Traditions culturelles ou religieuses sont trop souvent invoquées pour renforcer l’injonction identitaire. Et il est usuel de faire passer pour traître quiconque refuse de se soumettre à son identité collective supposée. En présence d’une telle dérive, l’insistance sur l’irréductibilité de l’individu comme tel prend toute sa valeur, même si elle doit s’assortir de la conscience et du rappel du fait que la qualité de l’environnement social est essentielle pour donner à l’individu les moyens d’assumer sa liberté et de déployer son individualité. Il n’y a pas alors à choisir entre l’affirmation de l’individu et celle du groupe social dont il partage la vie, mais à penser sans les confondre les différents registres qu’il s’agit de concilier, et leurs exigences respectives.
L’identité est personnelle, même si elle assume des facteurs identitaires collectifs, qu’il lui appartient de combiner dans une construction de soi ouverte, aussi libre que possible. Nulle identité, individuelle ou collective par analogie contestable, n’est donc close et définie comme une essence intangible. Toute identité est construction, car le propre de l’être humain est de s’autoproduire. L’enfermement dans une identité unique, verrouillée par la pression d’un groupe figé dans ses traditions, est donc une aliénation qui efface l’évolution créatrice. On peut dire que l’identité est histoire, narration de soi par la conscience qui en est prise. L’« identité narrative », selon l’expression de Paul Ricœur, conjugue les appartenances et les sédimente, voire les fait interagir dans une figure singulière, originale.

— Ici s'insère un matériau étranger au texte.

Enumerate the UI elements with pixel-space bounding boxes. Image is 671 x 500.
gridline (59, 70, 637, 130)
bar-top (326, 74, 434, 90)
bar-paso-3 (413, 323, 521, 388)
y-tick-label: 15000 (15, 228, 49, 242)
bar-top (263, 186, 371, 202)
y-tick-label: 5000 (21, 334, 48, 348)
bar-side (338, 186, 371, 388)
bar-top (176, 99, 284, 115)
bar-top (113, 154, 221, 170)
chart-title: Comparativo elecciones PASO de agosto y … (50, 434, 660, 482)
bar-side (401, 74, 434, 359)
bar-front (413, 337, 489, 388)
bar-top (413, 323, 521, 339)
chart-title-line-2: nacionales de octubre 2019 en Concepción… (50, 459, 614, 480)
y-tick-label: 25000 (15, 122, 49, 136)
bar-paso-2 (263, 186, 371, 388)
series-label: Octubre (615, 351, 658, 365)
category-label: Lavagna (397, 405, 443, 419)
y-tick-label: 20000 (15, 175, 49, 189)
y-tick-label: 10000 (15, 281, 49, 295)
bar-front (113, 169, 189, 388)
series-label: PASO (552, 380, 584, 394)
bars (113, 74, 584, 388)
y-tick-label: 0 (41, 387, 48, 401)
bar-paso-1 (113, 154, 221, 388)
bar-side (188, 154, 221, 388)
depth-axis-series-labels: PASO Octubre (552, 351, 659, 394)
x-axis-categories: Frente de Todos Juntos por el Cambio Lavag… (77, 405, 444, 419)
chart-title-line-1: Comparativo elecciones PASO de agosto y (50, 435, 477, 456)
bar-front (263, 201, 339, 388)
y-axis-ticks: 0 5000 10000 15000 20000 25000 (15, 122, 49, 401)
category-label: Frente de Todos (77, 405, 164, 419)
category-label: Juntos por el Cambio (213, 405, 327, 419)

Dans son livre intitulé Les Identités meurtrières (Paris, Grasset, 1998), Amin Maalouf prend l’exemple d’un homme né en Allemagne de parents turcs et soumis ainsi à deux conditionnements différents. Le voilà écartelé si on conçoit l’identité de façon statique et univoque. « Aux yeux de sa société d’adoption, il n’est pas allemand ; aux yeux de sa société d’origine, il n’est plus vraiment turc. » Les identités collectives, en ce sens, peuvent être des identités meurtrières si par fidélité contrainte à une appartenance religieuse, à une origine mythifiée, à une nation d’autant plus chérie qu’elle est loin, elles s’enlisent dans la négation du mouvement de la vie. Ce mouvement, pour l’être humain, est liberté ontologique, c’est-à-dire liberté de se faire soi-même, de choisir son être.